Dari situs Kementerian Luar Negeri RI disebutkan, komunitas politik keamanan ASEAN dibentuk untuk mempercepat kerja sama politik keamanan di ASEAN demi mewujudkan perdamaian di kawasan, termasuk dengan masyarakat internasional. APSC ini bersifat terbuka dan menggunakan pendekatan keamanan komprehensif dan tidak ditujukan untuk membentuk pakta pertahanan atau militer ataupun kebijakan luar negeri bersama.
Pada pertemuan APSC itu, Retno juga mengingatkan perlunya peningkatan kerja sama maritim. Kawasan Indo-Pasifik yang luas menyimpan potensi strategis. Namun, kepentingan negara-negara besar di dunia dapat membahayakan perdamaian dan stabilitas regional.

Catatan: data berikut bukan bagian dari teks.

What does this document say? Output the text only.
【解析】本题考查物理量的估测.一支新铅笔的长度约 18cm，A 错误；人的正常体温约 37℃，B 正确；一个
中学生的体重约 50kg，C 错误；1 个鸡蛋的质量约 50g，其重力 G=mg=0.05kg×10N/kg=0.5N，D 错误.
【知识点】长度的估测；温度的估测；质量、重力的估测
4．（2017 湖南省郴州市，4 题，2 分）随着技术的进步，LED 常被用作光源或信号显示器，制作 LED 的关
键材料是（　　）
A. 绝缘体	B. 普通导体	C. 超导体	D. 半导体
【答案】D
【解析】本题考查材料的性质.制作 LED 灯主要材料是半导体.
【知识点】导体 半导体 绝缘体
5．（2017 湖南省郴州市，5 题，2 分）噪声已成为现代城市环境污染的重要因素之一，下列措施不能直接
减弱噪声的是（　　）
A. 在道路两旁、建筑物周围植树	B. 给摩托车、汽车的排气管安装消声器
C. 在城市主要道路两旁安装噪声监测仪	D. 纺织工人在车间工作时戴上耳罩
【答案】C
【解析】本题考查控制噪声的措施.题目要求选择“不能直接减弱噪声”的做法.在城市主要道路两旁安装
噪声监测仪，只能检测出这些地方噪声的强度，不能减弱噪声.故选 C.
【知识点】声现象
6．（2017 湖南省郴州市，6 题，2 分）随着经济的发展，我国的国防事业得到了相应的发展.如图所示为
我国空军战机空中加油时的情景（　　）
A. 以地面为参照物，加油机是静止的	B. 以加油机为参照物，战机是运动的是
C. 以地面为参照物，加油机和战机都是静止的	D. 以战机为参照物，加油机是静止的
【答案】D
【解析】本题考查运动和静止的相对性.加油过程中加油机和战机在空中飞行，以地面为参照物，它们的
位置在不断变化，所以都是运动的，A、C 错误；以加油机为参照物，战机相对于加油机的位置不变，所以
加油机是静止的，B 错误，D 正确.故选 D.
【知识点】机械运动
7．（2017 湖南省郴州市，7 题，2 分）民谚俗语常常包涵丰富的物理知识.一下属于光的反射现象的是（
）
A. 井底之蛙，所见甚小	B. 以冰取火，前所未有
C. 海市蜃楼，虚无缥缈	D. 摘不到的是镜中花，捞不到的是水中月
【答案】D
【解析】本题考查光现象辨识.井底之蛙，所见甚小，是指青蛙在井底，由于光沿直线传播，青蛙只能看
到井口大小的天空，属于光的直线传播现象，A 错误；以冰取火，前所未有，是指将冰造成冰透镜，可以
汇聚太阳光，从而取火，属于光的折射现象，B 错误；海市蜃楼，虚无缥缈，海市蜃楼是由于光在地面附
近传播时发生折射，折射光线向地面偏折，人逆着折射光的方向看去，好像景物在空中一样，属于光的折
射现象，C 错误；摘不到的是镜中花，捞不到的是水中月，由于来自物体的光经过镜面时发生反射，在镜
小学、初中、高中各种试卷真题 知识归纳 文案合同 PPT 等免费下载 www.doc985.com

Baca Juga: ASEAN Melaju Apabila Isu Myanmar Tuntas
Ke depan, ASEAN harus lebih konsisten menerapkan hukum internasional, termasuk Konvensi Perserikatan Bangsa-Bangsa tentang Hukum Laut (UNCLOS) dan perjanjian regional, seperti Kawasan yang Damai Bebas dan Netral (ZOPFAN) dan Kawasan Bebas Senjata Nuklir Asia Tenggara (SEANWFZ); serta pakta kerja sama dan nonagresi antara negara-negara ASEAN dan para mitranya (TAC) dan Pandangan ASEAN tentang Indo-Pasifik (AOIP).
Kerja sama ASEAN harus fokus pada penanganan kejahatan transnasional terorganisir, seperti penangkapan ikan ilegal. Karena ASEAN telah menerbitkan ASEAN Maritime Outlook (AMO) yang pertama, ASEAN harus memanfaatkan kesepakatan ini untuk meningkatkan kerja sama maritim di bidang-bidang yang penting bagi ASEAN.
”Mari kita pastikan dalam 20 tahun ke depan ASEAN tetap relevan bagi masyarakat,” kata Retno.